En mettant en place ces "bacs à sable réglementaires", le but est de trouver le bon équilibre entre l'innovation dynamique et la nécessité d'un contrôle réglementaire strict pour garantir un déploiement sûr et responsable des systèmes d'IA. C'est une approche gagnant-gagnant pour les innovateurs et les consommateurs.
Une réglementation qui ne sera pas effectivement avant 2026
Thierry Breton, commissaire européen qui a initié ce projet est fier d’affirmer que « L’UE devient le premier continent à fixer des règles claires pour l’utilisation de l’IA ». La présidence espagnole de l’UE ajoute que c’est « La plus grande étape de l’histoire de la transformation numérique de l’Europe »
Cependant, le ministre français de la Transition numérique, Jean-Noël Barrot a nuancé ces propos utopistes sur France Inter en exposant son point de vue : « C’est une étape dans un chantier qui s’est ouvert il y a quatre ans et qui nécessite des discussions supplémentaires ».
En effet, cette proposition de règlement doit encore être adoptée définitivement par un vote au parlement et par chaque Etat membre. Son application ne devrait donc pas être effective avant 2025 ou 2026, ce qui laissera aussi le temps aux entreprises de se mettre en conformité et de créer l’office européen de l’IA (« AI Office), une nouvelle entité de 100 personnes qui agiraient au sein de la Commission européenne pour assurer la coordination de la mise en œuvre de ces nouvelles règles.

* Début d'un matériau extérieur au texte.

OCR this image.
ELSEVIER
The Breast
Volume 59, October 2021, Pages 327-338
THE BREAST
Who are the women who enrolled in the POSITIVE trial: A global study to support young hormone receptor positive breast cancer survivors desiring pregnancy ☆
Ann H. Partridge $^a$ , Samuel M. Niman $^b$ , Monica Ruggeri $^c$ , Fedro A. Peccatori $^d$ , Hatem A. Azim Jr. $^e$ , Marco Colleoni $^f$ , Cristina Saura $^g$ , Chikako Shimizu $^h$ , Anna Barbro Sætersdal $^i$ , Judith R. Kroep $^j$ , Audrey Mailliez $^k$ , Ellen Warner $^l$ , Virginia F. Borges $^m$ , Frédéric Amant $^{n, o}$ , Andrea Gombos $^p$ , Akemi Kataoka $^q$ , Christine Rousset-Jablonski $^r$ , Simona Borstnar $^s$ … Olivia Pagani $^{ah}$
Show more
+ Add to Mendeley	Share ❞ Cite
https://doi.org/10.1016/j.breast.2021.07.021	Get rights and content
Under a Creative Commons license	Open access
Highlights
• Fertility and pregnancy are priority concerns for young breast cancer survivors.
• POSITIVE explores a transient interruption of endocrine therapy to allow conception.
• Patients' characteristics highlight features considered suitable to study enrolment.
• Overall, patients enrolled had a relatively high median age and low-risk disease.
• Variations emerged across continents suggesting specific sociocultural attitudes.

Ces dernières années, l’Europe a raté certaines grandes avancées technologiques comme le Cloud ou les réseaux sociaux, laissant notamment les puissants outils des GAFAM dominer le quotidien des citoyens européens, au dépit parfois de certains droits et de leur vie privée. Pour éviter que l’histoire se répète, l’Europe doit développer des systèmes d’IA qui répondent et qui correspondent à sa culture et à ses valeurs.
Même si cette proposition de réglementation est une première avancée historique sur le sujet, tout n’est pas encore fait, ni acté. Cela reste prometteur pour la suite et vous devez rester en veille sur cette nouvelle technologie qui intègre plus vite qu’on le pense nos quotidiens.